目撃者全ての人が、運転していた友人には全く過失がないというコメントをして、私も間違いないと思う。でも自分の乗っていた車が人を跳ねたという事実は頭から離れない。昨日、その子が入院している病院で医師をしている知人が 今日明日中には大腿骨の手術をしないといけないけれど、手術そのものもとてもシンプルだし、本人はすこぶる元気よと報告してくれた。それでも、自分の目の前に車影から突然現れた彼女の姿は生々しく頭の隅に焼き付いている。

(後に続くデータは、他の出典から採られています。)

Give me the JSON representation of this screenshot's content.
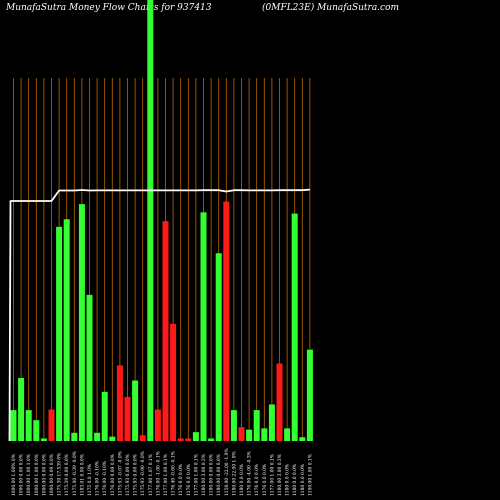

そして、事故直後に私が何度もした「お母さんはどこなの?!」という質問が いつまでも私を落ち込ませる。そばで震えて立っている年上の女の子の「私たちにはお父さんもお母さんもいないの」という叫びながらの答え。事故にあっても、自分の持っていた10数ランドのお金の行方を心配し続けるステイシー。救急車が来るまで彼女の身体をさすろうとする私たちに対する「あなたたちじゃ嫌。マミーはどこ?マミー マミー」と孤児院のスタッフを呼び泣き続ける彼女。
全てがスローモーションで私の脳裏に染みいっている。
事故とはこういうものなんだろう。
同時に、周りの人々の事故後の迅速で温かい対応には本当に感謝した。救急関係で務めているからと自分の車から救急道具一式を取り出して来て、的確な指示をしてくれた男性、警察にレポ−トするためにと頼んでもいないのに同乗している全ての人の電話番号を手渡してくれた後ろを走っていた車の若者。歩行者も自分たちから電話番号を申し出てくれた。ステイシーと一緒に居て 事故後余りにも興奮してしまい気絶してしまった子に砂糖水を作って来てくれた近くのアパートの女性。自分の車を横に駐車し、道路上で交通整理をしてくれていた人々。
孤児院のスタッフ マイケルの「今日は本当に大変な一日なってしまったね。疲れているだろう?」と車を運転していた私の友人にかける優しい言葉にも 泣きそうになる。
早くステイシーが回復してくれますように。
そして、運転していた友がこのトラウマを乗り越えてくれますように。